# mlx-lm-server: High-Performance LLM Inference Server on Apple Silicon

> An OpenAI-compatible MLX LLM inference server written in Rust, optimized for Apple Silicon. It embeds Python via PyO3 to enable Metal acceleration, offering low memory usage, fast cold start, and rich API features.

- 板块: [Openclaw Llm](https://www.zingnex.cn/en/forum/board/openclaw-llm)
- 发布时间: 2026-06-10T07:40:24.000Z
- 最近活动: 2026-06-10T07:49:33.935Z
- 热度: 154.8
- 关键词: MLX, Apple Silicon, Rust, LLM推理, OpenAI API, 本地AI, PyO3, LoRA, 推测解码, 模型微调
- 页面链接: https://www.zingnex.cn/en/forum/thread/mlx-lm-server-apple-siliconllm
- Canonical: https://www.zingnex.cn/forum/thread/mlx-lm-server-apple-siliconllm
- Markdown 来源: floors_fallback

---

## [Introduction] mlx-lm-server: High-Performance LLM Inference Server on Apple Silicon

This article introduces mlx-lm-server, an open-source LLM inference server optimized for Apple Silicon. Written in Rust, it embeds Python via PyO3 to enable Metal acceleration. Key features include low memory usage (only 8MB idle), fast cold start (16ms), full OpenAI API compatibility, support for LoRA hot-swapping, speculative decoding, multi-modal model routing, etc. It can serve as an efficient solution for local AI deployment.

## Project Background and Overview

mlx-lm-server is developed and maintained by Ar9av, with source code hosted on GitHub (link: https://github.com/Ar9av/mlx-lm-server). It was released on June 10, 2026, and was showcased by Apple at WWDC2025 as an example project for "Building Local AI Agents on Mac with MLX". Compared to traditional Python servers, it has significant advantages in resource usage and startup speed: 8MB idle memory vs. 60-100MB for Python servers, and 16ms cold start vs. 3-5 seconds.

## Core Architecture Design

The project uses a Rust+PyO3 hybrid architecture: Rust handles HTTP services and concurrent processing (via tokio+axum framework), while model inference calls the MLX Python library through PyO3 to enable Metal acceleration, avoiding the Python GIL bottleneck.
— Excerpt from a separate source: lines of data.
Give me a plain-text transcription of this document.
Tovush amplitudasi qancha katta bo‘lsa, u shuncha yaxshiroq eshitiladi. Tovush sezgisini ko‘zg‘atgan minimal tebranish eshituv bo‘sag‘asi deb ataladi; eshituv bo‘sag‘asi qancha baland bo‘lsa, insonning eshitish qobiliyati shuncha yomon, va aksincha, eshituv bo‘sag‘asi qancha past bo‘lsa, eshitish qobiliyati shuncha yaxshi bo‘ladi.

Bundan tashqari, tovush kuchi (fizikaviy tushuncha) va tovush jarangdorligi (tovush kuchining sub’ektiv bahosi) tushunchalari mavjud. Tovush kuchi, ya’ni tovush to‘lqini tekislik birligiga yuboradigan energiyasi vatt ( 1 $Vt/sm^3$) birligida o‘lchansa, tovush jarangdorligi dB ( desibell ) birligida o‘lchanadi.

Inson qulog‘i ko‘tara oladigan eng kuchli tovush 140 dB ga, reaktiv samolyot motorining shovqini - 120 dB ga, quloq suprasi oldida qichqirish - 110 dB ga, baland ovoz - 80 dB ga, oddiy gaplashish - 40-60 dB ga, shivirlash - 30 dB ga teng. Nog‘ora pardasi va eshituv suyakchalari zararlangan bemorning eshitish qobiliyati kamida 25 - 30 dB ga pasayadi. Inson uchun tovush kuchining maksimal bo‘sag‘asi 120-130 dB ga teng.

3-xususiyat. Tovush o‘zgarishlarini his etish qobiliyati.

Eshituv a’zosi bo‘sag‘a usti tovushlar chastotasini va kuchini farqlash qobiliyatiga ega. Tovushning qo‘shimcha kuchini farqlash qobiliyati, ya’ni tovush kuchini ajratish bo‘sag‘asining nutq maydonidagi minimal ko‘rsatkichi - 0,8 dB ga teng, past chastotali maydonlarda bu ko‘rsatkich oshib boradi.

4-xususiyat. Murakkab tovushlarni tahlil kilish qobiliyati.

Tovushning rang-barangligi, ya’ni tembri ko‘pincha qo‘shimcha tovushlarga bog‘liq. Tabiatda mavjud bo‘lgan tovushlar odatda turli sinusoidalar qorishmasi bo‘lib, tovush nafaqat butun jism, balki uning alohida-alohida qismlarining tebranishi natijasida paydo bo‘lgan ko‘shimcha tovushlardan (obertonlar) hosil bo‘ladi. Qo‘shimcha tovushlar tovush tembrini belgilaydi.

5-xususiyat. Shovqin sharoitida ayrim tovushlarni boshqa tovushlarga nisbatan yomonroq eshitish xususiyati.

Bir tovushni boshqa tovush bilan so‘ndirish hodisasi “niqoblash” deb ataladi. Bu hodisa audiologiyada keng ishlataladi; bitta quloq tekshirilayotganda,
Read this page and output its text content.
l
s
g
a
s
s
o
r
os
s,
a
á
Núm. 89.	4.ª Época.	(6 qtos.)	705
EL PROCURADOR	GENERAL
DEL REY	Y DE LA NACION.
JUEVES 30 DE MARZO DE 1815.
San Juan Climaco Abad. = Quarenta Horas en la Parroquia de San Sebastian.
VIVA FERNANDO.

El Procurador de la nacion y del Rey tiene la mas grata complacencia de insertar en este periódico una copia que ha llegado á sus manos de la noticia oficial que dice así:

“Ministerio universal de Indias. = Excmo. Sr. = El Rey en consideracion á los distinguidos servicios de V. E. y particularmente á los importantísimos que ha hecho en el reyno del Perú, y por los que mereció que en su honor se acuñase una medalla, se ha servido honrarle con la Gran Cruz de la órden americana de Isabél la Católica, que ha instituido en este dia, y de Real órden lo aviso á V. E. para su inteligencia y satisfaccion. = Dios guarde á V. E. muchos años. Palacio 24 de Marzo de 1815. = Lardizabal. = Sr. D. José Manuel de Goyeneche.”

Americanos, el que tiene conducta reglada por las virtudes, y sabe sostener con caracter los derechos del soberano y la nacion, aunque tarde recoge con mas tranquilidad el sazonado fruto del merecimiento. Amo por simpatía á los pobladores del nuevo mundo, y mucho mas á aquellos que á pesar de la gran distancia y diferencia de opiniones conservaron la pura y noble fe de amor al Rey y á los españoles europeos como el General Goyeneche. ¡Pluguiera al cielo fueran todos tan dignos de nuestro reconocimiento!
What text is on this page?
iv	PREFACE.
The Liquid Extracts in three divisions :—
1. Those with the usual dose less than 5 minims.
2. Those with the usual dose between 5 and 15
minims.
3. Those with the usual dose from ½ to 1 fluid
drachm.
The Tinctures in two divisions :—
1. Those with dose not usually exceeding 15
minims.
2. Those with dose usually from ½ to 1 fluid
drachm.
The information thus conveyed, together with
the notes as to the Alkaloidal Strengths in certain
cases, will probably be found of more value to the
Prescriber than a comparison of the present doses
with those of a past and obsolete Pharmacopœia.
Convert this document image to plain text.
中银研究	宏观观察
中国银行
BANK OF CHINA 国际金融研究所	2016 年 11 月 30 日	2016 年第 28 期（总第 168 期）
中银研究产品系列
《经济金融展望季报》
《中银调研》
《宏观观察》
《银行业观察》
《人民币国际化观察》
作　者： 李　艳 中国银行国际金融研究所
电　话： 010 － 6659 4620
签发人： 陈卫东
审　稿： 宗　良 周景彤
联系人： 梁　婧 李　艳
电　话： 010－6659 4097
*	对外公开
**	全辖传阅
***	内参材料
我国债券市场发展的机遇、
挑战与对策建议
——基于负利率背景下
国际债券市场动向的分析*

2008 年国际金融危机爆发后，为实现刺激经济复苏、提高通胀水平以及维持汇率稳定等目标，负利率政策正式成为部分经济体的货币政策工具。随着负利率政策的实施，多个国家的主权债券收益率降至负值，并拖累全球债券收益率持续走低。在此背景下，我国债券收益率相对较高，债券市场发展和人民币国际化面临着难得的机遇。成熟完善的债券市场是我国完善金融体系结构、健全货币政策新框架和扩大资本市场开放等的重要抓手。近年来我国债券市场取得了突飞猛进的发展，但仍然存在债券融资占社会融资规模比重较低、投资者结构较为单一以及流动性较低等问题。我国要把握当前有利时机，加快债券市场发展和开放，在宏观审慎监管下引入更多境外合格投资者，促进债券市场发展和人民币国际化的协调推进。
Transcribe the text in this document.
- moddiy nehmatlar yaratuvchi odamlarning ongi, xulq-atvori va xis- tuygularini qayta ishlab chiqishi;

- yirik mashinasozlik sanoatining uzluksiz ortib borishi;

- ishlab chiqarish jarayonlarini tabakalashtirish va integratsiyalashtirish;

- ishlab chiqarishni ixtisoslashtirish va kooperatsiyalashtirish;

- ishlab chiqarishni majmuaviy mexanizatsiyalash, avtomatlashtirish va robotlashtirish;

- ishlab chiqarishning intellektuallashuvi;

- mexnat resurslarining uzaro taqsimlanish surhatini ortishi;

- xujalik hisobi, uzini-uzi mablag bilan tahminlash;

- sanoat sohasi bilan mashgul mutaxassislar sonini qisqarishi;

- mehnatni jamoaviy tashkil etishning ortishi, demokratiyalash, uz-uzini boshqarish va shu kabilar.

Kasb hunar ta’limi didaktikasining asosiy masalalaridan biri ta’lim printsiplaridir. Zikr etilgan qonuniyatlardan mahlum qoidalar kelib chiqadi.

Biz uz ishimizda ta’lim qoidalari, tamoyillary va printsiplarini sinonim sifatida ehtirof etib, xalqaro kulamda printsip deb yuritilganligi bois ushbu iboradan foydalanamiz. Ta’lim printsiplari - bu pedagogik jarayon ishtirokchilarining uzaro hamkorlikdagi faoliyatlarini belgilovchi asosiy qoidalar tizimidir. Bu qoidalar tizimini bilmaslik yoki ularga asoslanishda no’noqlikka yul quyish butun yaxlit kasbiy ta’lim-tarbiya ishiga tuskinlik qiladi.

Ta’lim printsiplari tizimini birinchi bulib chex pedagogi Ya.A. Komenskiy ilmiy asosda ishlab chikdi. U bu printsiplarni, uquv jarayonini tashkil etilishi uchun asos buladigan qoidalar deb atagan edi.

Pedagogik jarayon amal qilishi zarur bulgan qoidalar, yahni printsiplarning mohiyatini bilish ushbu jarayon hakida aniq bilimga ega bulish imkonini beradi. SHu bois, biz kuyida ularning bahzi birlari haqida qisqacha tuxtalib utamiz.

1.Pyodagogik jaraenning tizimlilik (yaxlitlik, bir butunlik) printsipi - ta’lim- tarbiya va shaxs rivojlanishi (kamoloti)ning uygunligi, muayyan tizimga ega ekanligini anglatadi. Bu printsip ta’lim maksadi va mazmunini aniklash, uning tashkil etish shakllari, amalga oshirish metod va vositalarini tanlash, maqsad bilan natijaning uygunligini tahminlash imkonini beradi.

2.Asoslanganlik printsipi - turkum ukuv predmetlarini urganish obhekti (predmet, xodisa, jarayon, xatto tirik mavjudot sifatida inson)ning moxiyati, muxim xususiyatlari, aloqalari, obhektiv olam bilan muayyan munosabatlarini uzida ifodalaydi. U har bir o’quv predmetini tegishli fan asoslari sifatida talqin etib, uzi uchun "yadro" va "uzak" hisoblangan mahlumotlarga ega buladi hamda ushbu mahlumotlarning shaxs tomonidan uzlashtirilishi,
It includes two server components: mlx-lm-server (port 8080, focusing on LLM chat completion, LoRA, and vision model support) and mlx-audio-server (port 8001, providing audio functions like TTS/STT). Both are single binary files with a static memory footprint of about 8MB.

## Key Features

1. Full OpenAI API compatibility: Supports chat completion, text completion, embeddings, and Anthropic Messages API. Existing OpenAI client code can be used without modification.
2. LoRA adapter hot-swapping: Dynamically load/unload/switch at runtime; requests specify via adapter_name.
3. Speculative decoding: Enable draft models to improve throughput.
4. KV cache quantization: 4/8-bit precision reduces memory usage for long contexts.
5. Tool calling: Supports OpenAI-style function calls (compatible with models like Llama-3/Qwen).
6. Model management: Scan local HuggingFace cache, Hub search, and Ollama-compatible endpoints.

## Performance Benchmarks and Memory Protection

Test results using the Llama-3.2-1B-Instruct-4bit model on Apple M-series chips: 16ms cold start, 2.4s model loading (cached), 8MB idle memory, streaming throughput of 115-261 tok/s, first token time of 86-96ms, and 4 concurrent requests processed in 0.37s without errors. Built-in RAM protection: Checks available memory before loading models to avoid system crashes.

## Application Scenarios and Community Ecosystem

Application scenarios include: Local AI development (zero configuration, no network latency), privacy-sensitive applications (local data processing), offline environments (no network available), and rapid prototype validation (low latency accelerates iteration). This project is based on the Apple MLX ecosystem, closely integrated with mlx-lm/mlx-vlm/mlx-audio, and was recognized by Apple as a WWDC2025 showcase project. The open-source community is active and evolving continuously.

## Deployment and Usage Examples

Quick start: `./run.sh lm` (LLM server), `./run.sh audio` (audio server); Model loading: Via POST /v1/models/load endpoint; Chat completion: POST /v1/chat/completions endpoint (supports stream parameter); Fine-tuning workflow: Training (/v1/train) → Mount adapter → Use → Merge model, all done via API.